Many people believe that lawyers and attorneys are one and the same and often interchange these titles when discussing all things legal. The little known fact is there are slight differences between lawyers and attorneys which lawyers and attorneys prefer to keep to themselves.
First of all, an attorney is a lawyer but a lawyer is not necessarily an attorney. How so?
An attorney is someone who has successfully graduated from law school, passed the bar exam, and has a license to practice law.
Also, a lawyer can give legal advice and counsel but he may not act as a legal representative in a court of law until he takes and passes the bar. Fortunately, in the United States, most lawyers will automatically pursue the ultimate goal of passing the bar as a standard of excellence, to add to their credentials, and also because it is expected of them to do so.
Difference between an Attorney and Paralegal
Unlike lawyers and attorneys where the distinction is barely visible, paralegals and attorneys are miles apart in terms of qualifications and credentials. An attorney not only has to pass the bar exam, he or she should also graduate from an accredited ABA law school, pass state screening, pay annual fees for a license to practice, and follow strict ethical standards set by the American Bar Association (ABA). For his efforts, he can give legal advice, stand and represent clients in any legal proceeding, and basically, practice law as an individual or as part of a law firm.

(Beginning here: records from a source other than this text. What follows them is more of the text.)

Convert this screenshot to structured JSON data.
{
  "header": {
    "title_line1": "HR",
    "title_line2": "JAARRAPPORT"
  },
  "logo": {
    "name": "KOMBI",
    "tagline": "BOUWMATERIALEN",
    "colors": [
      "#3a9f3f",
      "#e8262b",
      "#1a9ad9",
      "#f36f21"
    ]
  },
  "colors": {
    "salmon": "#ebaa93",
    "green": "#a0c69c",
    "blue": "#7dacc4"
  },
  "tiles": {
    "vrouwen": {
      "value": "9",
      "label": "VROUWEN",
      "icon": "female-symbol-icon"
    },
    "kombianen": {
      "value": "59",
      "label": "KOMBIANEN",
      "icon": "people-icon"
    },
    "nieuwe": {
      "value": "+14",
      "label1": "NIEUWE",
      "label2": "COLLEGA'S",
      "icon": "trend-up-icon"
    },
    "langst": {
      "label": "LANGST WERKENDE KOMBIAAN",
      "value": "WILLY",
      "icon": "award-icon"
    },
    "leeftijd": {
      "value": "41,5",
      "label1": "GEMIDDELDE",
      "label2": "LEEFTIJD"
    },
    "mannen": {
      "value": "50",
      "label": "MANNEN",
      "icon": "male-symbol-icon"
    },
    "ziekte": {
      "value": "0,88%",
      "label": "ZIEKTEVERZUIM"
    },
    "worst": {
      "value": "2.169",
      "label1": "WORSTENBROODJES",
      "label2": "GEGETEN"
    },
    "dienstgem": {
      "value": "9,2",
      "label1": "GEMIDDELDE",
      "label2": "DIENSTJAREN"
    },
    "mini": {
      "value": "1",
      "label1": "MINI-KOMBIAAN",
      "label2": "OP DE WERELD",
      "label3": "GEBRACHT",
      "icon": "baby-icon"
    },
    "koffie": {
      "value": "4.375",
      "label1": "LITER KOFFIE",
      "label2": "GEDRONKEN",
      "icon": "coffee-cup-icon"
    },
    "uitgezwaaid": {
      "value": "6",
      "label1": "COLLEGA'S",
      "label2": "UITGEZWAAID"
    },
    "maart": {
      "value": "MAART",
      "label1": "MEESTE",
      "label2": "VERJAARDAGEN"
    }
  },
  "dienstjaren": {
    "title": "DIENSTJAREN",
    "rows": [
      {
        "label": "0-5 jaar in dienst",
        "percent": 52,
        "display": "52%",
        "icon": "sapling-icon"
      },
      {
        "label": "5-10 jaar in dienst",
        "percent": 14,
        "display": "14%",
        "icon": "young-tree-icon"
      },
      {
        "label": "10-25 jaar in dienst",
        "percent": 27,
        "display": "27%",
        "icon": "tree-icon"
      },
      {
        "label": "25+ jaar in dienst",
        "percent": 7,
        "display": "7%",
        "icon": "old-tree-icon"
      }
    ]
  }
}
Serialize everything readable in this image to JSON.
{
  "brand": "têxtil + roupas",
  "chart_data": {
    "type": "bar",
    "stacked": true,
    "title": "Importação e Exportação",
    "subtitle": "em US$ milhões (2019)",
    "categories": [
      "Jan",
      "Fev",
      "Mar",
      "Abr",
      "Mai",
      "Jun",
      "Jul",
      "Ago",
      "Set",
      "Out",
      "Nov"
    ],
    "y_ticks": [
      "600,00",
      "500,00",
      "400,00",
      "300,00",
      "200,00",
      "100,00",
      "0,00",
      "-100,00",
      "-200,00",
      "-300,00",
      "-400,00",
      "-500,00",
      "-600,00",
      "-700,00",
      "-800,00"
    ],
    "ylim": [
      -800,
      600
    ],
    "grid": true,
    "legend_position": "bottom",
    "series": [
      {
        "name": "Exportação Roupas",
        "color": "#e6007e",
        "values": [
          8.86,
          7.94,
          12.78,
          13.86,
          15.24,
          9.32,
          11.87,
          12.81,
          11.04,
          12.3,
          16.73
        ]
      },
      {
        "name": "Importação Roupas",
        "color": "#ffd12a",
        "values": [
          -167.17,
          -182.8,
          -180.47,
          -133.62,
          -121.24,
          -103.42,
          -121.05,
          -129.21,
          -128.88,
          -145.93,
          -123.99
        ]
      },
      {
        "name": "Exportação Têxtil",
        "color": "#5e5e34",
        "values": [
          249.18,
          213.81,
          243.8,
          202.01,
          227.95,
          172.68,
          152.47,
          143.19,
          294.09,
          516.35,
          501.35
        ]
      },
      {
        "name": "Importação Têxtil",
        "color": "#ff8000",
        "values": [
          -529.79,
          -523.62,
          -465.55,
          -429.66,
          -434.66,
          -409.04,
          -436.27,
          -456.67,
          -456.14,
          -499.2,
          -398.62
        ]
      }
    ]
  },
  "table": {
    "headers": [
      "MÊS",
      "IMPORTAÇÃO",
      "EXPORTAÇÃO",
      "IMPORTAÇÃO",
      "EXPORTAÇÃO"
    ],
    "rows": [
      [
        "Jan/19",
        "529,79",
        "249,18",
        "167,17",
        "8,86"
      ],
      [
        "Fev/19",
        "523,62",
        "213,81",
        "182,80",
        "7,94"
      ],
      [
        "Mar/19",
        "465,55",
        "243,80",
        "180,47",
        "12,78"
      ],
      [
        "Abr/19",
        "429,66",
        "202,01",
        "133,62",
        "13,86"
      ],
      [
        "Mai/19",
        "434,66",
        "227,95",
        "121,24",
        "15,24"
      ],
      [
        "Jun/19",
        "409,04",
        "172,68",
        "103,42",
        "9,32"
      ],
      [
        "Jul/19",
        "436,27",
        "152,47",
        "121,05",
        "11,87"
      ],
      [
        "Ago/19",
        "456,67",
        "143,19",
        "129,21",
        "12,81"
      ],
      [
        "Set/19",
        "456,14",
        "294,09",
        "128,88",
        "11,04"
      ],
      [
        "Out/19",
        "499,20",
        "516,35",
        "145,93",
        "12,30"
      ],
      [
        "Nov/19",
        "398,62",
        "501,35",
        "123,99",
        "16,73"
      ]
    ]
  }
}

A paralegal is required to take law as a degree course and can work as a paralegal by passing a certificate training program for paralegals. Most paralegals are given their title by the attorneys who hire them. Their work consists mostly of legal research, preparing drafts of legal documents, record-keeping, and administrative work in a law firm. They are not allowed to dispense legal advice or represent clients in any legal proceeding. Everything they do as a paralegal must have the stamp of an attorney’s approval.